Posted by: Philip Rushton | May 21, 2013

Why Being A Christian Is Not Just About Having Opinions

Jesus says, “I am the way, the truth, and the life.” I think the Western church often ignores 2/3rds of this claim. We are ready to say that Jesus is “the truth,” but we neglect the fact that Jesus also shows us a way to live our lives, and invites us to a life of communion with the living God. This separation of truth and relationship often leads towards hypocrisy. We end up producing Christians who have strong opinions and yet communicate these opinions in a way that is not very loving or redemptive. The message ends up being compromised by the means in which it is communicated. Perhaps this is why 85% of young non-Christians describe contemporary Christianity as hypocritical (Dan Kinnaman, UnChristian, page 42).

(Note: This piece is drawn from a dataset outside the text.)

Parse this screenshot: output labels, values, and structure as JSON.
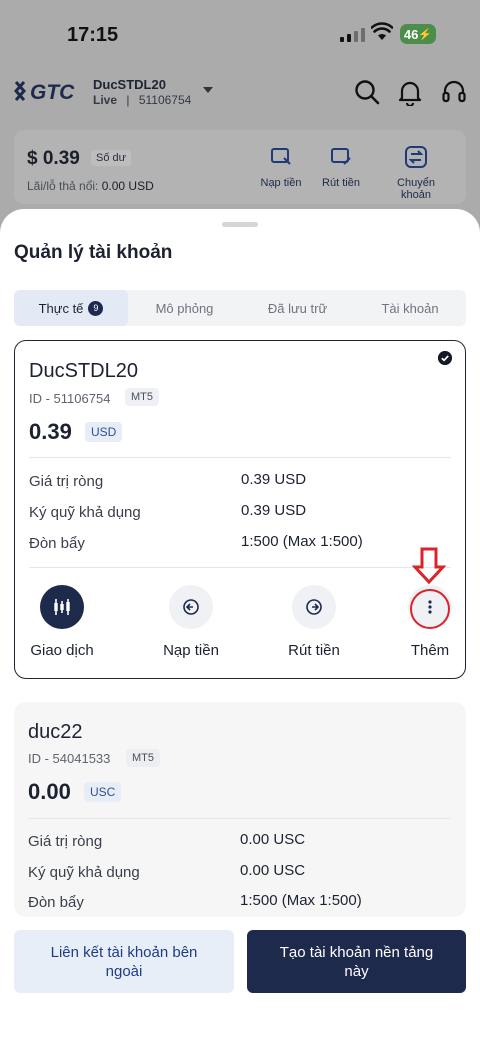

In light of this problem I came across these helpful words from Henri Nouwen. He writes:

“Words like “right-wing,” “reactionary,” “conservative,” “liberal,” and “left-wing” are used to describe people’s opinions, and many discussions then seem more like political battles for power than spiritual searches for truth. Christian leaders cannot simply be persons who have well-informed opinions about the burning issues of our time. Their leadership must be rooted in the permanent, intimate relationship with the incarnate Word, Jesus, and they need to find there the source for their words, advice, and guidance . . . Dealing with burning issues without being rooted in a deep personal relationship with God easily leads to divisiveness because, before we know it, our sense of self is caught up in our opinion about a given subject. But when we are securely rooted in personal intimacy with the source of life, it will be possible to remain flexible without being relativistic, convinced without being rigid, willing to confront without being offensive, gentle and forgiving without being soft, and true witnesses without being manipulative.”